Und waren nicht auch spätestens die Relativitäts- und Quantentheorie viel zu (mathematisch; darauf wird zurückzukommen sein) abgehoben, als dass diese Theorien überhaupt noch im allgemeinen Bewusstsein ankommen konnten?

(vgl. auch )

Hier soll es aber nur um die erste, also kopernikanische Kränkung bzw. Wende bzw. Revolution gehen. Bemerkenswert dabei ist, dass schon allein der Titel von Kopernikus Hauptwerk, nämlich "De Revolutionibus Orbium Coelestium", im Nachhinein systematisch falsch verstanden wurde und zu einer ebenso neuen wie dauerhaften Füllung des Begriffs "Revolution" geführt hat: "De Revolutionibus Orbium Coelestium" bedeutete nämlich ursprünglich nur "Über die Kreisbewegungen der Weltkörper". Das neue Weltbild des Kopernikus war also weder als Revolution im heutigen Sinne gedacht, noch kam es vielleicht so an (s.u. die Gedanken Ernst Peter Fischers).
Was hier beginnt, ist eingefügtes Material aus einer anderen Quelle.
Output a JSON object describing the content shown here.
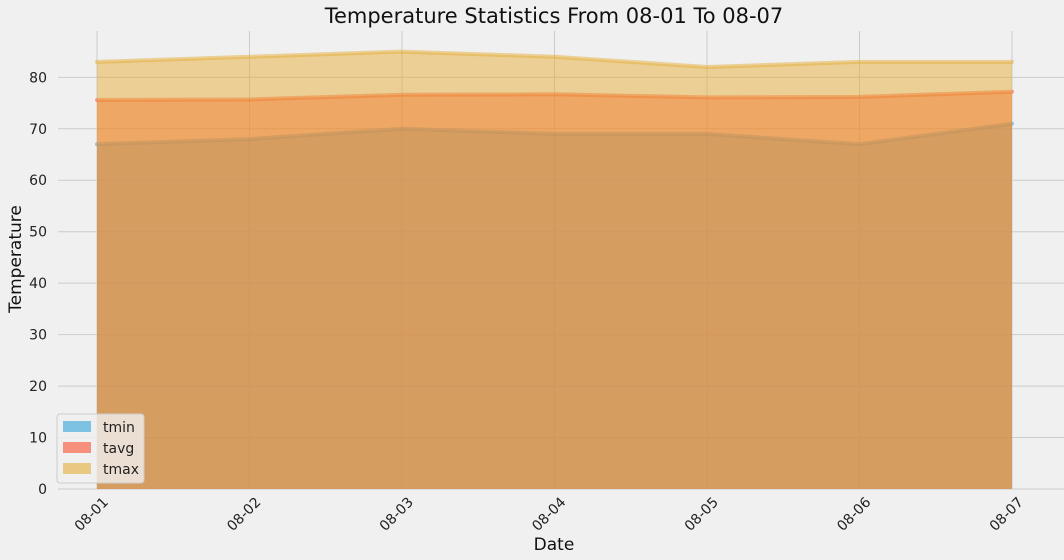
{
  "chart_data": {
    "type": "area",
    "title": "Temperature Statistics From 08-01 To 08-07",
    "xlabel": "Date",
    "ylabel": "Temperature",
    "categories": [
      "08-01",
      "08-02",
      "08-03",
      "08-04",
      "08-05",
      "08-06",
      "08-07"
    ],
    "yticks": [
      "0",
      "10",
      "20",
      "30",
      "40",
      "50",
      "60",
      "70",
      "80"
    ],
    "ylim": [
      0,
      89
    ],
    "stacked": false,
    "grid": true,
    "legend_position": "lower-left",
    "series": [
      {
        "name": "tmin",
        "values": [
          67,
          68,
          70,
          69,
          69,
          67,
          71
        ],
        "color": "#30a2da"
      },
      {
        "name": "tavg",
        "values": [
          75.6,
          75.7,
          76.6,
          76.7,
          76.1,
          76.2,
          77.2
        ],
        "color": "#fc4f30"
      },
      {
        "name": "tmax",
        "values": [
          83,
          84,
          85,
          84,
          82,
          83,
          83
        ],
        "color": "#e5ae38"
      }
    ]
  }
}
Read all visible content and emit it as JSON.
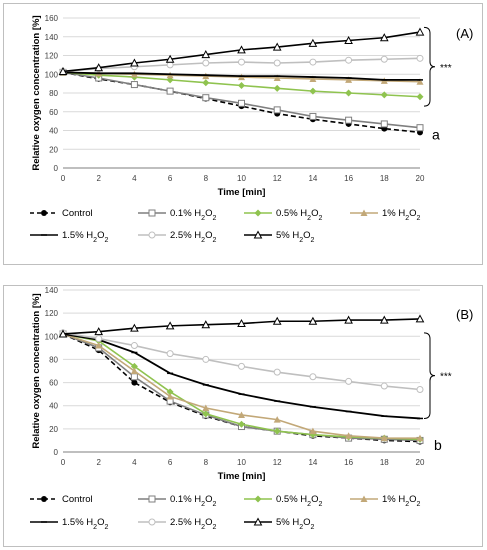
{
  "chart_data": [
    {
      "type": "line",
      "panel_label": "(A)",
      "xlabel": "Time [min]",
      "ylabel": "Relative oxygen concentration [%]",
      "xlim": [
        0,
        20
      ],
      "ylim": [
        0,
        160
      ],
      "x_ticks": [
        0,
        2,
        4,
        6,
        8,
        10,
        12,
        14,
        16,
        18,
        20
      ],
      "y_ticks": [
        0,
        20,
        40,
        60,
        80,
        100,
        120,
        140,
        160
      ],
      "grid": "horizontal",
      "legend_position": "bottom",
      "x": [
        0,
        2,
        4,
        6,
        8,
        10,
        12,
        14,
        16,
        18,
        20
      ],
      "series": [
        {
          "name": "Control",
          "color": "#000000",
          "dash": true,
          "marker": "dot",
          "values": [
            102,
            95,
            89,
            82,
            74,
            66,
            58,
            52,
            47,
            42,
            38
          ]
        },
        {
          "name": "0.1% H2O2",
          "color": "#7f7f7f",
          "marker": "square",
          "values": [
            102,
            96,
            89,
            82,
            75,
            69,
            62,
            55,
            51,
            47,
            43
          ]
        },
        {
          "name": "0.5% H2O2",
          "color": "#8fc34f",
          "marker": "diamond",
          "values": [
            102,
            99,
            97,
            94,
            91,
            88,
            85,
            82,
            80,
            78,
            76
          ]
        },
        {
          "name": "1% H2O2",
          "color": "#c2a878",
          "marker": "triangle",
          "values": [
            102,
            101,
            100,
            99,
            98,
            97,
            96,
            95,
            94,
            93,
            92
          ]
        },
        {
          "name": "1.5% H2O2",
          "color": "#000000",
          "marker": "dash",
          "values": [
            102,
            101,
            101,
            100,
            99,
            98,
            98,
            97,
            96,
            94,
            94
          ]
        },
        {
          "name": "2.5% H2O2",
          "color": "#bfbfbf",
          "marker": "circle",
          "values": [
            103,
            106,
            108,
            110,
            112,
            113,
            112,
            113,
            115,
            116,
            117
          ]
        },
        {
          "name": "5% H2O2",
          "color": "#000000",
          "marker": "triangle-open",
          "values": [
            103,
            107,
            112,
            116,
            121,
            126,
            129,
            133,
            136,
            139,
            145
          ]
        }
      ],
      "annotations": [
        "***",
        "a"
      ]
    },
    {
      "type": "line",
      "panel_label": "(B)",
      "xlabel": "Time [min]",
      "ylabel": "Relative oxygen concentration [%]",
      "xlim": [
        0,
        20
      ],
      "ylim": [
        0,
        140
      ],
      "x_ticks": [
        0,
        2,
        4,
        6,
        8,
        10,
        12,
        14,
        16,
        18,
        20
      ],
      "y_ticks": [
        0,
        20,
        40,
        60,
        80,
        100,
        120,
        140
      ],
      "grid": "horizontal",
      "legend_position": "bottom",
      "x": [
        0,
        2,
        4,
        6,
        8,
        10,
        12,
        14,
        16,
        18,
        20
      ],
      "series": [
        {
          "name": "Control",
          "color": "#000000",
          "dash": true,
          "marker": "dot",
          "values": [
            102,
            88,
            60,
            43,
            31,
            22,
            18,
            14,
            12,
            10,
            9
          ]
        },
        {
          "name": "0.1% H2O2",
          "color": "#7f7f7f",
          "marker": "square",
          "values": [
            102,
            90,
            65,
            44,
            32,
            22,
            18,
            15,
            12,
            11,
            10
          ]
        },
        {
          "name": "0.5% H2O2",
          "color": "#8fc34f",
          "marker": "diamond",
          "values": [
            102,
            96,
            74,
            52,
            33,
            24,
            18,
            15,
            13,
            12,
            11
          ]
        },
        {
          "name": "1% H2O2",
          "color": "#c2a878",
          "marker": "triangle",
          "values": [
            102,
            92,
            70,
            48,
            38,
            32,
            28,
            18,
            14,
            12,
            12
          ]
        },
        {
          "name": "1.5% H2O2",
          "color": "#000000",
          "marker": "dash",
          "values": [
            102,
            97,
            86,
            68,
            58,
            50,
            44,
            39,
            35,
            31,
            29
          ]
        },
        {
          "name": "2.5% H2O2",
          "color": "#bfbfbf",
          "marker": "circle",
          "values": [
            103,
            98,
            92,
            85,
            80,
            74,
            69,
            65,
            61,
            57,
            54
          ]
        },
        {
          "name": "5% H2O2",
          "color": "#000000",
          "marker": "triangle-open",
          "values": [
            102,
            104,
            107,
            109,
            110,
            111,
            113,
            113,
            114,
            114,
            115
          ]
        }
      ],
      "annotations": [
        "***",
        "b"
      ]
    }
  ]
}
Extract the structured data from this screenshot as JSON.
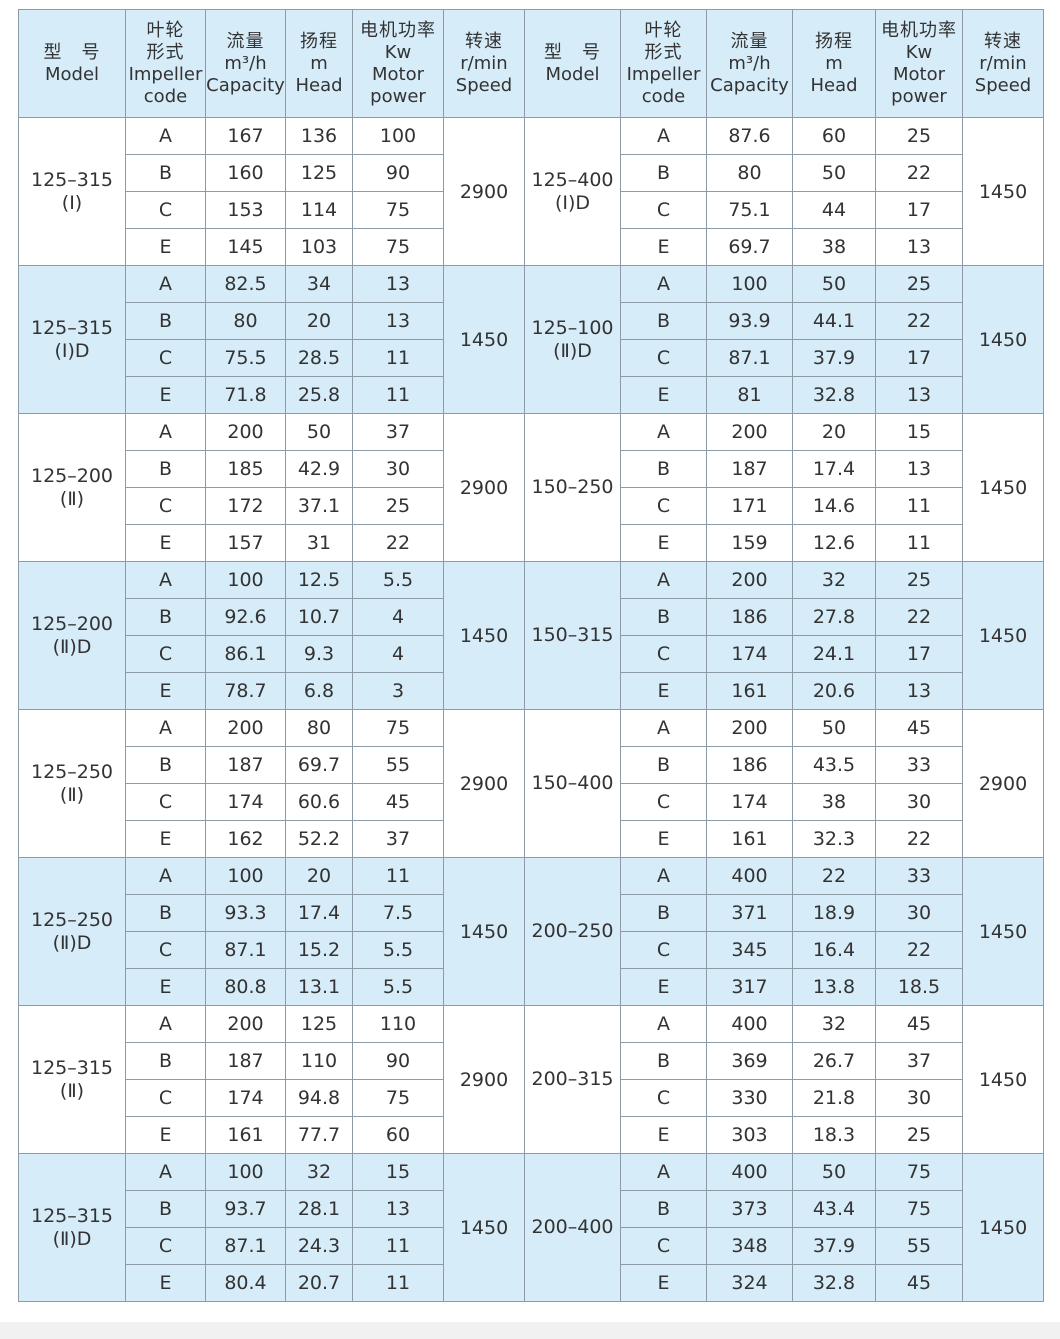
{
  "header": {
    "model": {
      "cn": "型　号",
      "en": "Model"
    },
    "impeller": {
      "cn1": "叶轮",
      "cn2": "形式",
      "en1": "Impeller",
      "en2": "code"
    },
    "capacity": {
      "cn": "流量",
      "unit": "m³/h",
      "en": "Capacity"
    },
    "head": {
      "cn": "扬程",
      "unit": "m",
      "en": "Head"
    },
    "power": {
      "cn": "电机功率",
      "unit": "Kw",
      "en1": "Motor",
      "en2": "power"
    },
    "speed": {
      "cn": "转速",
      "unit": "r/min",
      "en": "Speed"
    }
  },
  "colors": {
    "header_bg": "#d6ecf8",
    "band_bg": "#d6ecf8",
    "border": "#8d9ba6"
  },
  "groups": [
    {
      "left": {
        "model": "125–315",
        "variant": "(Ⅰ)",
        "speed": "2900",
        "rows": [
          [
            "A",
            "167",
            "136",
            "100"
          ],
          [
            "B",
            "160",
            "125",
            "90"
          ],
          [
            "C",
            "153",
            "114",
            "75"
          ],
          [
            "E",
            "145",
            "103",
            "75"
          ]
        ]
      },
      "right": {
        "model": "125–400",
        "variant": "(Ⅰ)D",
        "speed": "1450",
        "rows": [
          [
            "A",
            "87.6",
            "60",
            "25"
          ],
          [
            "B",
            "80",
            "50",
            "22"
          ],
          [
            "C",
            "75.1",
            "44",
            "17"
          ],
          [
            "E",
            "69.7",
            "38",
            "13"
          ]
        ]
      }
    },
    {
      "left": {
        "model": "125–315",
        "variant": "(Ⅰ)D",
        "speed": "1450",
        "rows": [
          [
            "A",
            "82.5",
            "34",
            "13"
          ],
          [
            "B",
            "80",
            "20",
            "13"
          ],
          [
            "C",
            "75.5",
            "28.5",
            "11"
          ],
          [
            "E",
            "71.8",
            "25.8",
            "11"
          ]
        ]
      },
      "right": {
        "model": "125–100",
        "variant": "(Ⅱ)D",
        "speed": "1450",
        "rows": [
          [
            "A",
            "100",
            "50",
            "25"
          ],
          [
            "B",
            "93.9",
            "44.1",
            "22"
          ],
          [
            "C",
            "87.1",
            "37.9",
            "17"
          ],
          [
            "E",
            "81",
            "32.8",
            "13"
          ]
        ]
      }
    },
    {
      "left": {
        "model": "125–200",
        "variant": "(Ⅱ)",
        "speed": "2900",
        "rows": [
          [
            "A",
            "200",
            "50",
            "37"
          ],
          [
            "B",
            "185",
            "42.9",
            "30"
          ],
          [
            "C",
            "172",
            "37.1",
            "25"
          ],
          [
            "E",
            "157",
            "31",
            "22"
          ]
        ]
      },
      "right": {
        "model": "150–250",
        "variant": "",
        "speed": "1450",
        "rows": [
          [
            "A",
            "200",
            "20",
            "15"
          ],
          [
            "B",
            "187",
            "17.4",
            "13"
          ],
          [
            "C",
            "171",
            "14.6",
            "11"
          ],
          [
            "E",
            "159",
            "12.6",
            "11"
          ]
        ]
      }
    },
    {
      "left": {
        "model": "125–200",
        "variant": "(Ⅱ)D",
        "speed": "1450",
        "rows": [
          [
            "A",
            "100",
            "12.5",
            "5.5"
          ],
          [
            "B",
            "92.6",
            "10.7",
            "4"
          ],
          [
            "C",
            "86.1",
            "9.3",
            "4"
          ],
          [
            "E",
            "78.7",
            "6.8",
            "3"
          ]
        ]
      },
      "right": {
        "model": "150–315",
        "variant": "",
        "speed": "1450",
        "rows": [
          [
            "A",
            "200",
            "32",
            "25"
          ],
          [
            "B",
            "186",
            "27.8",
            "22"
          ],
          [
            "C",
            "174",
            "24.1",
            "17"
          ],
          [
            "E",
            "161",
            "20.6",
            "13"
          ]
        ]
      }
    },
    {
      "left": {
        "model": "125–250",
        "variant": "(Ⅱ)",
        "speed": "2900",
        "rows": [
          [
            "A",
            "200",
            "80",
            "75"
          ],
          [
            "B",
            "187",
            "69.7",
            "55"
          ],
          [
            "C",
            "174",
            "60.6",
            "45"
          ],
          [
            "E",
            "162",
            "52.2",
            "37"
          ]
        ]
      },
      "right": {
        "model": "150–400",
        "variant": "",
        "speed": "2900",
        "rows": [
          [
            "A",
            "200",
            "50",
            "45"
          ],
          [
            "B",
            "186",
            "43.5",
            "33"
          ],
          [
            "C",
            "174",
            "38",
            "30"
          ],
          [
            "E",
            "161",
            "32.3",
            "22"
          ]
        ]
      }
    },
    {
      "left": {
        "model": "125–250",
        "variant": "(Ⅱ)D",
        "speed": "1450",
        "rows": [
          [
            "A",
            "100",
            "20",
            "11"
          ],
          [
            "B",
            "93.3",
            "17.4",
            "7.5"
          ],
          [
            "C",
            "87.1",
            "15.2",
            "5.5"
          ],
          [
            "E",
            "80.8",
            "13.1",
            "5.5"
          ]
        ]
      },
      "right": {
        "model": "200–250",
        "variant": "",
        "speed": "1450",
        "rows": [
          [
            "A",
            "400",
            "22",
            "33"
          ],
          [
            "B",
            "371",
            "18.9",
            "30"
          ],
          [
            "C",
            "345",
            "16.4",
            "22"
          ],
          [
            "E",
            "317",
            "13.8",
            "18.5"
          ]
        ]
      }
    },
    {
      "left": {
        "model": "125–315",
        "variant": "(Ⅱ)",
        "speed": "2900",
        "rows": [
          [
            "A",
            "200",
            "125",
            "110"
          ],
          [
            "B",
            "187",
            "110",
            "90"
          ],
          [
            "C",
            "174",
            "94.8",
            "75"
          ],
          [
            "E",
            "161",
            "77.7",
            "60"
          ]
        ]
      },
      "right": {
        "model": "200–315",
        "variant": "",
        "speed": "1450",
        "rows": [
          [
            "A",
            "400",
            "32",
            "45"
          ],
          [
            "B",
            "369",
            "26.7",
            "37"
          ],
          [
            "C",
            "330",
            "21.8",
            "30"
          ],
          [
            "E",
            "303",
            "18.3",
            "25"
          ]
        ]
      }
    },
    {
      "left": {
        "model": "125–315",
        "variant": "(Ⅱ)D",
        "speed": "1450",
        "rows": [
          [
            "A",
            "100",
            "32",
            "15"
          ],
          [
            "B",
            "93.7",
            "28.1",
            "13"
          ],
          [
            "C",
            "87.1",
            "24.3",
            "11"
          ],
          [
            "E",
            "80.4",
            "20.7",
            "11"
          ]
        ]
      },
      "right": {
        "model": "200–400",
        "variant": "",
        "speed": "1450",
        "rows": [
          [
            "A",
            "400",
            "50",
            "75"
          ],
          [
            "B",
            "373",
            "43.4",
            "75"
          ],
          [
            "C",
            "348",
            "37.9",
            "55"
          ],
          [
            "E",
            "324",
            "32.8",
            "45"
          ]
        ]
      }
    }
  ]
}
Über die Wirkung des kopernikanischen Weltmodells kann man sich allemal streiten. Selbst bei Galilei scheint es ja nicht ganz sicher, ob er von der Kirche tatsächlich deshalb angeklagt wurde, weil er kopernikanische Ideen vertrat, oder ob das nicht vielmehr ein harmloser Vorwand war, um ihn vor einer viel schlimmeren, tatsächlich theologischen Anklage zu bewahren (vgl. Pietro Redondi: Galilei, der Ketzer).

Spätestens der große Apokalyptiker Nietzsche scheint aber die eigentliche Tat des Kopernikus in o.g. Kränkung gesehen zu haben:

"Seit Kopernikus scheint der Mensch auf eine schiefe Ebene geraten - er rollt immer schneller nunmehr aus dem Mittelpunkt weg - wohin? Ins Nichts? Ins »durchbohrende Gefühl seines Nichts«?"

Und vielleicht ist doch etwas von dieser Kränkung oder Verängstigung übrig geblieben. Vgl. 

Höchst interessant aber ist, dass Ernst Peter Fischer in seinem Buch das Problem und die Wirkung des kopernikanischen Weltbildes ganz woanders sieht (S. 55ff):

"[...] so schön die Kopernikanische Ordnung mit einer kreisenden Erde auch ist und so aufregend ihre Etablierung im historischen Rückblick wirkt - die Zeitgenossen des Kopernikus haben an dem heliozentrischen Schema weder besonderen Gefallen gefunden noch darauf ängstlich abwehrend reagiert. Es hat sie weder gestört noch beeindruckt, und gehalten haben sie sich erst recht nicht daran. Es hörte sich zwar ganz nett an, was der Domherr da vortrug, aber erstens war es nicht neu - bereits in der Zeit vor Christi Geburt hatte jemand namens Aristarch den Gedanken geäußert, dass sich die Erde bewegt, während die Sonne ruht [...]. Zweitens brachte das System des Kopernikus [vor den Korrekturen durch Kepler] keine größere Genauigkeit bei der täglichen Arbeit oder der Vorhersage von Planetenbahnen, und drittens war das, was er behauptete, mindestens in einer Hinsicht (offen)barer Unsinn. Es widersprach jeder Sinneserfahrung. Wir alle sehen am Morgen mit unseren eigenen Augen, wie die Sonne aufgeht, und wir alle sehen am Abend in gleicher Weise, wie sie untergeht. Wir erleben und genießen doch Sonnenauf- und Sonnenuntergänge - und warum sollen wir uns die von Kopernikus nehmen lassen? [vgl. auch   ]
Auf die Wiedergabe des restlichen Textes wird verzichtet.